Filmmaker: Let me go back to you personally. In your teen years, there is obviously a large dose of narcissism; we see that in the films you made then. But the way you come across now is so non-narcissistic. You are taking care of so many people, but you don’t seem like you operate outside conventional normal boundaries. You don’t seem particularly self-absorbed.

CaouetteI think when I was a teenager and in my early twenties, I was obsessed.

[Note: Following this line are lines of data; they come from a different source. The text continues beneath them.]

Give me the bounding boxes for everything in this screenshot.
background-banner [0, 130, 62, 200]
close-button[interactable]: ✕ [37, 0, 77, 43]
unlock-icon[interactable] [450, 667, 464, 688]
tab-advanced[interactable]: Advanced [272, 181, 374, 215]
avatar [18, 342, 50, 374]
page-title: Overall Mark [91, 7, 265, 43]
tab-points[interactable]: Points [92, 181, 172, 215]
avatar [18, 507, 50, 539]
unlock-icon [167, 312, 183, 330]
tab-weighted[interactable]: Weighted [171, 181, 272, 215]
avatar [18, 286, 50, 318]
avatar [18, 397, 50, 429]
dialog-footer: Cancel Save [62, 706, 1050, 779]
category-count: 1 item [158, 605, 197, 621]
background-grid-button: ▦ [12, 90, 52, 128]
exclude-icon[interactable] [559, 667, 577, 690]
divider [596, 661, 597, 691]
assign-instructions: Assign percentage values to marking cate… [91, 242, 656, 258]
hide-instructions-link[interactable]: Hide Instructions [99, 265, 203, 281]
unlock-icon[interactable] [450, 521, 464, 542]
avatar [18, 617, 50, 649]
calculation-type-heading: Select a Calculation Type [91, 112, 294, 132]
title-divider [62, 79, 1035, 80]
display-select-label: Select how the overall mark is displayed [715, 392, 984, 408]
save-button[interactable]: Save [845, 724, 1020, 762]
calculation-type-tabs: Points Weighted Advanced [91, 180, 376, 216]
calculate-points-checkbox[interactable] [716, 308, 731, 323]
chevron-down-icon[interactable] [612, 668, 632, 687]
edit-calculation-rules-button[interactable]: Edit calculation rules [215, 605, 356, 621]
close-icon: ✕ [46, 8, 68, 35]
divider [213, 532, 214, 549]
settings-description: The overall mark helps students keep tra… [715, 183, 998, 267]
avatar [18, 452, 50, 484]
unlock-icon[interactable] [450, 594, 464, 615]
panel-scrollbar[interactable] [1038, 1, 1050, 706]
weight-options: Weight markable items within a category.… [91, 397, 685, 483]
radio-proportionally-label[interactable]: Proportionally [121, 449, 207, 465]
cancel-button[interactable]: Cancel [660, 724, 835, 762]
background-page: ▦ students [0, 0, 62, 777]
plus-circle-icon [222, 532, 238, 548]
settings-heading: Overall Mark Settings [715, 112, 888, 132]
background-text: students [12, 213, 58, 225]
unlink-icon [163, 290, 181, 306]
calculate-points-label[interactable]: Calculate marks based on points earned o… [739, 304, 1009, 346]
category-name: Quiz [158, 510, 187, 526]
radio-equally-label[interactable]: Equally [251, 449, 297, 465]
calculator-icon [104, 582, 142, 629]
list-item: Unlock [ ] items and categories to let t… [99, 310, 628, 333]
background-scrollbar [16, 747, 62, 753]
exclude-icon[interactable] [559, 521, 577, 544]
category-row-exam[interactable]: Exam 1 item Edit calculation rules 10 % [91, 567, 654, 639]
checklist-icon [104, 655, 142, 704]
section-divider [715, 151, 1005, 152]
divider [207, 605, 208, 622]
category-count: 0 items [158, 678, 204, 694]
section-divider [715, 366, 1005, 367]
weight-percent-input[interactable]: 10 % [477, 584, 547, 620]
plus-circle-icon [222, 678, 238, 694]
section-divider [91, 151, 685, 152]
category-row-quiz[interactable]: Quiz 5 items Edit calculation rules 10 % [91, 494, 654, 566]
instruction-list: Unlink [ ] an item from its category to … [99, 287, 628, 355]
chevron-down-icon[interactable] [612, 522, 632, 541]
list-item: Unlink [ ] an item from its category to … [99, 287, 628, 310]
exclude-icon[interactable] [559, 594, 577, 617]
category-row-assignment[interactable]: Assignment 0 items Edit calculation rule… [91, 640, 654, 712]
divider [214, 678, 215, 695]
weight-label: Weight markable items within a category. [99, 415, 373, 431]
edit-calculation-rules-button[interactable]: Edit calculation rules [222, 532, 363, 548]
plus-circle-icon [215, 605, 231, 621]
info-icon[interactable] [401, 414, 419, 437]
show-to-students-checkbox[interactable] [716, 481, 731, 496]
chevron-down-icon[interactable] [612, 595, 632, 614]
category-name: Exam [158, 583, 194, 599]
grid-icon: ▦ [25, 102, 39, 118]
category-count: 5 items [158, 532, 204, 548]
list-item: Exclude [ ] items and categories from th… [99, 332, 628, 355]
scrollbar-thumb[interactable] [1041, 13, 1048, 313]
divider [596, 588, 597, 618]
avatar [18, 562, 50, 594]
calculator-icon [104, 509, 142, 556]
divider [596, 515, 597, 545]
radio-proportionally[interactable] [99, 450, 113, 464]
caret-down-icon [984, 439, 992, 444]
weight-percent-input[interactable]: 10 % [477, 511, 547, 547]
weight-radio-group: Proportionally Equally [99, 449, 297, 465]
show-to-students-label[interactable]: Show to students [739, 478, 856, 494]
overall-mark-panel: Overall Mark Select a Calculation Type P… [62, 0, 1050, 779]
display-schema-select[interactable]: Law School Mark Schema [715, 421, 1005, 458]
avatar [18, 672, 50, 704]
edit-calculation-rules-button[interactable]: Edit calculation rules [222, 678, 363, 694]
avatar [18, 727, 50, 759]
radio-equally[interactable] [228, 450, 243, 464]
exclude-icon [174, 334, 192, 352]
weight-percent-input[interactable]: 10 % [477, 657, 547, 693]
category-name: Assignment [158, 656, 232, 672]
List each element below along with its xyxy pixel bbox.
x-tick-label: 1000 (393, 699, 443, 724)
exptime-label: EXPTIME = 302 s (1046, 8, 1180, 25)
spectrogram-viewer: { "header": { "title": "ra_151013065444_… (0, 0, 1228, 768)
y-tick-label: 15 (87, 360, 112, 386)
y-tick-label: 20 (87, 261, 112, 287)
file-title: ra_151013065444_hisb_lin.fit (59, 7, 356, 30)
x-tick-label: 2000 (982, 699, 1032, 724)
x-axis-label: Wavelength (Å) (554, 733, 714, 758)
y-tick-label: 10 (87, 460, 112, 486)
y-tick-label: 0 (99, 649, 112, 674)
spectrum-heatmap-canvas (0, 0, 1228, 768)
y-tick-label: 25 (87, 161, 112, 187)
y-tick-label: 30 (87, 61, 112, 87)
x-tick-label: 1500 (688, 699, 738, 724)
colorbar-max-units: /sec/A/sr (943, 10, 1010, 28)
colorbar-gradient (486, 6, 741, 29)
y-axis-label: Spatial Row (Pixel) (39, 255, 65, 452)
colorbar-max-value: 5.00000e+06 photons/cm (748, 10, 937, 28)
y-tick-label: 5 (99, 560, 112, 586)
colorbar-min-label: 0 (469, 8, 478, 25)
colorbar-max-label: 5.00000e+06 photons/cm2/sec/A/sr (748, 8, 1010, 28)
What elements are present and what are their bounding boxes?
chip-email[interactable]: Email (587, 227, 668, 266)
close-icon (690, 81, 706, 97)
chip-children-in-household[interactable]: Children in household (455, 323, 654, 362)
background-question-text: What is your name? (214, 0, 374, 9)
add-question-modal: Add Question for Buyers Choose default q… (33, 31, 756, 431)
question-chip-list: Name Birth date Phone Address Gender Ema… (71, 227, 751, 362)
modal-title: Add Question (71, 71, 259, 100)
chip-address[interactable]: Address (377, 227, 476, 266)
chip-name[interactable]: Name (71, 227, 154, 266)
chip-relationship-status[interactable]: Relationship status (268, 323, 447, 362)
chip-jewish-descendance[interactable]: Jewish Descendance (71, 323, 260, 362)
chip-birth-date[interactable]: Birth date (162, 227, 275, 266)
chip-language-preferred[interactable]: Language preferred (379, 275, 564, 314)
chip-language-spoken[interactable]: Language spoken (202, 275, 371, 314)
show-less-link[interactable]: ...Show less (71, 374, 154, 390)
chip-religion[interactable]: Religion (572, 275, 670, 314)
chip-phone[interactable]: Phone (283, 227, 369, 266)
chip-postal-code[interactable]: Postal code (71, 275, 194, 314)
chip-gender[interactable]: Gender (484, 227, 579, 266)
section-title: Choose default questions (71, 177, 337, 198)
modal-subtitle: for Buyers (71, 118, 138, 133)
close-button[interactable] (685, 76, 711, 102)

Some of it was being a teenager and having a camera at that period, but the other part of it was the experience I had gone through since I was 12. I’ve had this constant feeling of trying to validate my own reality. I think it’s from onset of dissociation plus having these very extreme, tumultuous set of circumstances that are only happening inside your home. You can’t compare and contrast with anything outside of that home. It was a blend of many things that caused me to want to film myself, and pick up the camera, assuming it was a defense mechanism, or a weapon in a lot of ways, to make sense of the world around me. I’d like to say that Walk Away Renee is a conclusion to all that.

Filmmaker: How has your experience growing up had any impact on the way you are raising your son?

CaouetteI’m really glad I’ve gone through the stuff I’ve gone through, because I think it’s made me a much more mindful, cognizant parent. I think I’m a cool dad, but I also think I’m putting down just the right amount of structure, something I never had. Joshua is a very insightful, cool kid. He seems to be very grounded. He’s 16, so by all intents and purposes he should have rebelled in a crazy way. Nothing’s happened yet, knock on wood. By the time I was 16 I was a wild, irreverent kid who would get into all kinds of dangerous situations.